Fee Schedule:
Let Docs Choose Level For 'Welcome to Medicare' Exam Codes, AMA Urges
Published on Fri Oct 08, 2004
With the Centers for Medicare & Medicaid Services planning to issue its final 2005 Physician Fee Schedule rule on Nov. 1, physicians are holding their breath for some changes from the proposed rule.
In comments submitted in late September, the physician societies urge CMS to:
Account for increased utilization of physician services that will result from the preventive benefits that Congress is adding to Medicare. Otherwise, under the sustainable growth rate formula the increased spending will lead to deeper cuts in physician rates in the future, warns the American College of Physicians. The new preventive services will trigger increased visits, lab tests, diagnostic tests and procedures. Other services that will raise spending include professional shortage area payments, clinical trial costs and the face-to-face requirement for any durable medical equipment, prosthetics, orthotics or supplies prescription, notes the American Medical Association.
ACP and the AMA also asks CMS to remove drugs from the SGR. The AMA notes that CMS treats drugs as "not a 'physician' service" elsewhere.
Reinstate the six minutes for discharge management that it removed from facility-based RVUs for gastrointestinal endoscopy code 99238. In the proposed rule, CMS said it would remove discharge management from all procedures with 0-day global periods, while keeping it for codes with 10-day and 90-day periods. The missing six minutes account for half the clinical staff time in 99238, complains the American Society for Gastrointestinal Endoscopy.
Scrap the planned code for the 'Welcome to Medicare' exam.

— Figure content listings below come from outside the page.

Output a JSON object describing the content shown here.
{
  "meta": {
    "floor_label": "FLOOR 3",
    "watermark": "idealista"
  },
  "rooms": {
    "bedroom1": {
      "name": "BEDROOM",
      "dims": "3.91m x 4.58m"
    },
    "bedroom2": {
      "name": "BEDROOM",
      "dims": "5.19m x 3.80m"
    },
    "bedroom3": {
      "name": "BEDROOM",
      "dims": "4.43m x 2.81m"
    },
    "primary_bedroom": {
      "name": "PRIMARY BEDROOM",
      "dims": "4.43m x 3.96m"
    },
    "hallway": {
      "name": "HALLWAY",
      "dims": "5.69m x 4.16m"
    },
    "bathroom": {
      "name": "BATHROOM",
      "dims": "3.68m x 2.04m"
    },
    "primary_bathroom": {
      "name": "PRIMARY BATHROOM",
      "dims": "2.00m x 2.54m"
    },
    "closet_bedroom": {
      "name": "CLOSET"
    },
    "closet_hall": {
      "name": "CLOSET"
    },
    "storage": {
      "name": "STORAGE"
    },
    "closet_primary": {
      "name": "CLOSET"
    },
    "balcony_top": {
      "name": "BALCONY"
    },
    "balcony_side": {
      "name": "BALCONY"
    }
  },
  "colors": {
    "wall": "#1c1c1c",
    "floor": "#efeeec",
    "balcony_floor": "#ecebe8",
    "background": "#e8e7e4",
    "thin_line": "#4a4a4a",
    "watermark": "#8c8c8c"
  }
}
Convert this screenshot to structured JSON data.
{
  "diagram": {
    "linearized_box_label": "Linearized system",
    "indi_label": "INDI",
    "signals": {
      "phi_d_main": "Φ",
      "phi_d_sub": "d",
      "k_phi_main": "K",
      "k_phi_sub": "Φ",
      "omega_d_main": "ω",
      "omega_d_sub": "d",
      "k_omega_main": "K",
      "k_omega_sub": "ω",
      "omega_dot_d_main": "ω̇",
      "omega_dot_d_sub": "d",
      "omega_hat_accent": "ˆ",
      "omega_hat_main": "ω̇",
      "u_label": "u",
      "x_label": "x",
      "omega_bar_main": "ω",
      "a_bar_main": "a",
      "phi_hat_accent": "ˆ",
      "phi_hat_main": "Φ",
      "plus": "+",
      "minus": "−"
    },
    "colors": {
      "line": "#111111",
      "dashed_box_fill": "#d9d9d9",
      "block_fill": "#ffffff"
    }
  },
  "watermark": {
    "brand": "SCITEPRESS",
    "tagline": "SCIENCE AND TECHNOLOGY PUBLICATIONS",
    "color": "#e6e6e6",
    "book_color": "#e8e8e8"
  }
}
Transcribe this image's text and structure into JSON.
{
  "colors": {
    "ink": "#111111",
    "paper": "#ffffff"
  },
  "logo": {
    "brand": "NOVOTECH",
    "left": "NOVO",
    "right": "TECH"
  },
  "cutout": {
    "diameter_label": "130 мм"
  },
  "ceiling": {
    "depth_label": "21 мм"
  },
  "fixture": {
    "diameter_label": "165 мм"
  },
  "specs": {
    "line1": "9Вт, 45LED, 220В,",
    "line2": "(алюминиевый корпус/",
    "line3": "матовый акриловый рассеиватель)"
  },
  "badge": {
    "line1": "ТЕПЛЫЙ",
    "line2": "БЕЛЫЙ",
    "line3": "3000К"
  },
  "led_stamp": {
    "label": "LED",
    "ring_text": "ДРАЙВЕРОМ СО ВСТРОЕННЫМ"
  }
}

CMS should instead allow physicians to bill for the exam using a preventive medicine service new or established patient code (99381-99397) along with EKG code 93000, with the appropriate "V" code, such as V70.0. Descriptors for the currently non-covered 99381-99397 are purposely vague and the introductory text says the extent of the services depends largely on the patient's age, the ACP notes.
Also, CMS should clarify whether a physician without an EKG in the office is prohibited from providing this initial exam, or whether he/she must simply attach a modifier such as -52 (Reduced services) to the exam code. CMS also should rescind its proposal to restrict coverage for evaluation and management visits on the same day as preventive physical exams to a level-two visit, ACP insists.
Scrap the requirement for doctors to see all patients face-to-face before prescribing any DMEPOS. For a patient with permanent colostomies, a doctor would have to require visits or make housecalls "to fill periodic supply needs," ACP notes. CMS should develop more clinical criteria for prescribing DMEPOS for which there's a demonstrated need, and identify DMEPOS items for which there's a permanent need that doesn't change.